So over last weekend I got the news that some of the higher up officers in my guild were transferring servers. And by that I mean they had been talking about it apparently for a while and decided to switch during a 7 hour period that I was offline. It was a great “Happy Fourth of July!” moment when I logged on briefly in the morning to mail something to a friend before showering and beginning my day and, low and behold, the guild leader messaged me on an alt telling me what had happened.

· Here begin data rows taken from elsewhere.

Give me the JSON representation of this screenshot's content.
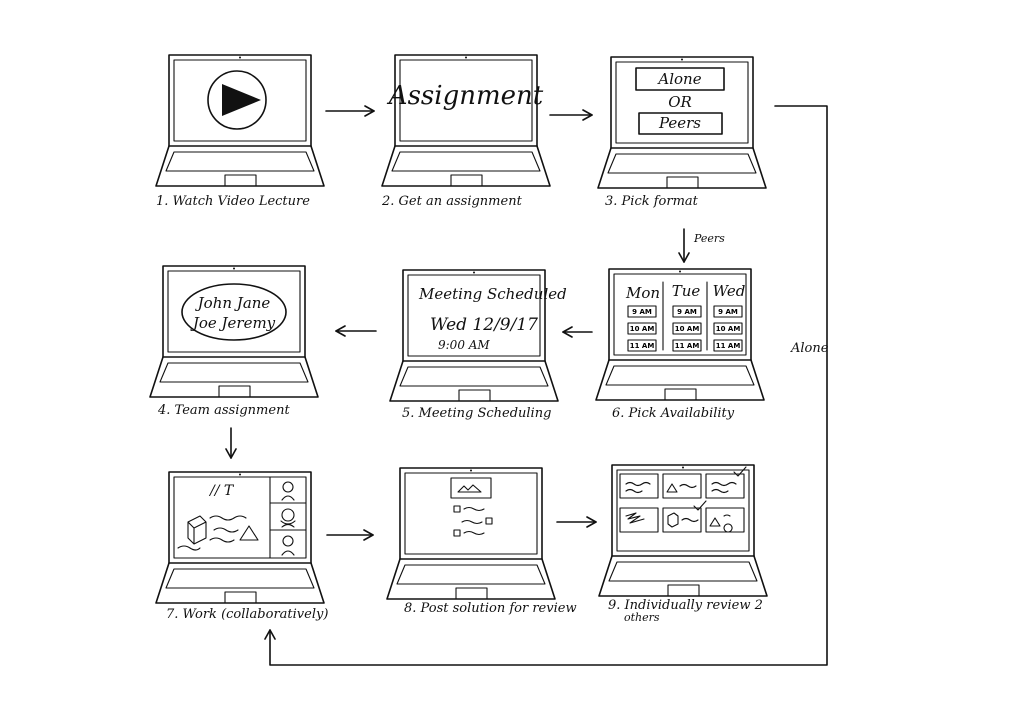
{
  "steps": [
    {
      "caption": "1. Watch Video Lecture"
    },
    {
      "caption": "2. Get an assignment",
      "screen_text": "Assignment"
    },
    {
      "caption": "3. Pick format",
      "option_alone": "Alone",
      "or_text": "OR",
      "option_peers": "Peers"
    },
    {
      "caption": "4. Team assignment",
      "names_line1": "John  Jane",
      "names_line2": "Joe  Jeremy"
    },
    {
      "caption": "5. Meeting Scheduling",
      "title": "Meeting Scheduled",
      "date": "Wed  12/9/17",
      "time": "9:00 AM"
    },
    {
      "caption": "6. Pick Availability",
      "days": [
        "Mon",
        "Tue",
        "Wed"
      ],
      "slots": [
        "9 AM",
        "10 AM",
        "11 AM"
      ]
    },
    {
      "caption": "7. Work (collaboratively)",
      "tool_text": "// T"
    },
    {
      "caption": "8. Post solution for review"
    },
    {
      "caption": "9. Individually review 2",
      "caption_line2": "others"
    }
  ],
  "arrows": {
    "peers_label": "Peers",
    "alone_label": "Alone"
  }
}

I’m not angry at them. At all. But this has happened to me before, where my guild broke up because friends were transferring to another server, and it’s a little disheartening. Honestly, I don’t play the game because I want to get the best loot, or even necessarily to see the end-game content. Really, I play it because I sometimes like an escape from the “real world” for a few hours, and sometimes I enjoy some semi-solitude, away from my real life friends (who definitely mean the world to me but to whom I’ve given almost all of my attention during the school year and ignored my WoW friends) and just chill with people, playing a game that’s quite fun and silly, but allows me to explore my fantasy-loving, slightly nerdy side. And from playing and RPing, I’ve made several friends who I grew to know and really like/respect as people, and were willing to call my friends, albeit via interwebz.
All of this to say that, when these friends up and leave the server that we played on together, I get a little frustrated and, I’ll admit it, a little sad and upset. Even when running with PuGs, I always had vent to chat in, or guild chat if I didn’t feel like talking very much. And the point of those PuGs? To gear myself up when everyone was off doing their own thing, so that I could join them on their raids and we could all be part of the same discussion with the same goals–downing the boss, getting out loot, challenging ourselves and our knowledge of our classes, specs, and working as a team, while having fun with people you like and whose company you enjoy.

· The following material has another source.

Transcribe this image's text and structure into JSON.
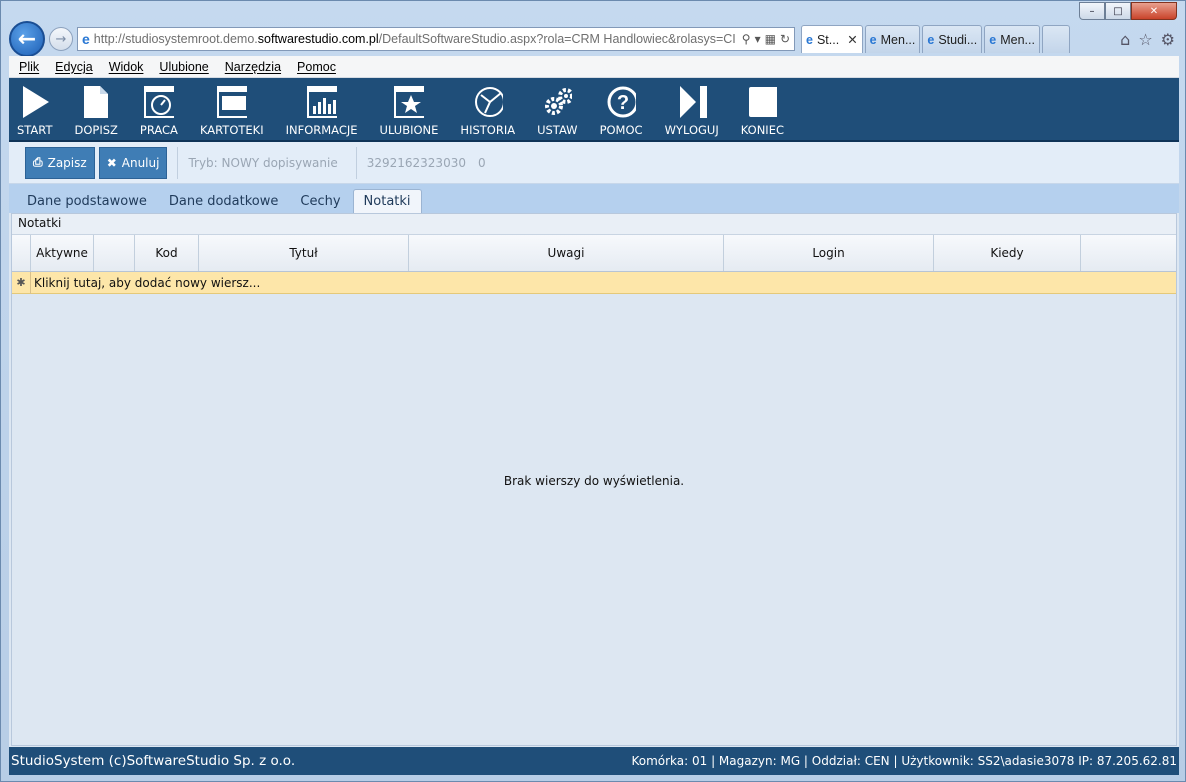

The last two times this has happened resulted in a depart from the game, or at least my mains. For a long while, after the first time it happened, I didn’t play on Tennenmaho for a couple of months, at least not regularly. I felt lost on Ten’nen with all of his RP/raiding friends gone, so instead of continuing to play him, and since I couldn’t afford the transfer, I leveled up another toon on Moon Guard and continued to try to play with my friends and RP with them. Then I happened to go back to Ravenholdt one day and got involved in a guild that I grew to love a lot, and in whom I made several friends. We raided a bunch, and while I never made it to T6 content, I still had fun.
At the end of last summer, though, the drama llama walked in and the guild exploded. Once again, I felt very lost whenever I logged into the game–I felt I had no goals to accomplish other than dailies. So, I essentially left the game until Winter Break, where I finally got back in it and was invited to Dismemberment by Purgeron, a paladin who, during the last summer, I’d helped out a lot in raids by providing a DPS boost and my knowledge of ZA and TK. So I joined, got up to 80, played scantily over the semester, then after classes ended, I plunged back into the game with a bit more committment.

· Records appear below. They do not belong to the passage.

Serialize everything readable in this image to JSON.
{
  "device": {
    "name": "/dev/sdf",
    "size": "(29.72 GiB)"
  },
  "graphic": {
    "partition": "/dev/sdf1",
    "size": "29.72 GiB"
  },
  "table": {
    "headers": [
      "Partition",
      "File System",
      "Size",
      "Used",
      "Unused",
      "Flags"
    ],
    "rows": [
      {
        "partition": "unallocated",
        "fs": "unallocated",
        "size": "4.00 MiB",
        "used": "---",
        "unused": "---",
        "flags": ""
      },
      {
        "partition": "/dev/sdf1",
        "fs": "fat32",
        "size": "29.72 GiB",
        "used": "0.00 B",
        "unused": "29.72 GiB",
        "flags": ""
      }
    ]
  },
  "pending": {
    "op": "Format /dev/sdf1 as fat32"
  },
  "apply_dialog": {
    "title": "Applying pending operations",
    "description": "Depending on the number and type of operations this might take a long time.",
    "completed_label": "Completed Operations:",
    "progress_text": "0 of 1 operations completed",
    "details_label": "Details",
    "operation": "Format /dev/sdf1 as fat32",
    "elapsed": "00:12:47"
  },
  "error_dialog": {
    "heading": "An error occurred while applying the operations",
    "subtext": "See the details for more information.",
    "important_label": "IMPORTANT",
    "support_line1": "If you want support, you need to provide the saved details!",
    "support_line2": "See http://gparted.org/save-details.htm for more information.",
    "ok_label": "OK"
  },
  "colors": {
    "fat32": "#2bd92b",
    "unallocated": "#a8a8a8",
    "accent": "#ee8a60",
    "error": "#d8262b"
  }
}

Now that another group of friends have left…well, it’s like a cycle. I feel a little lost once again. I stil have friends in the game, of course, but it’s a very different feeling when you’re all playing together to achieve a common goal, ya know? For now, I’m just going to continue to level my priest, do my dailies on both Ten’nen and Prialeson so I’m not eternally poor, and try to find a new guild. There are a couple of different guilds in which I have friends that I don’t think I’d mind joining, but at the same time, I might just make a guild with some of my remaining friends on the server, and then whore myself out as DPS to my friends’ guilds, making those my unofficial raiding guilds.
But we’ll see. Hopefully my feet will get planted again. Until then, I may spend some time leveling my hunter on Moon Guard some more, and RPing with him. For now, I’ll just bide my time and try to enjoy the game as much as possible.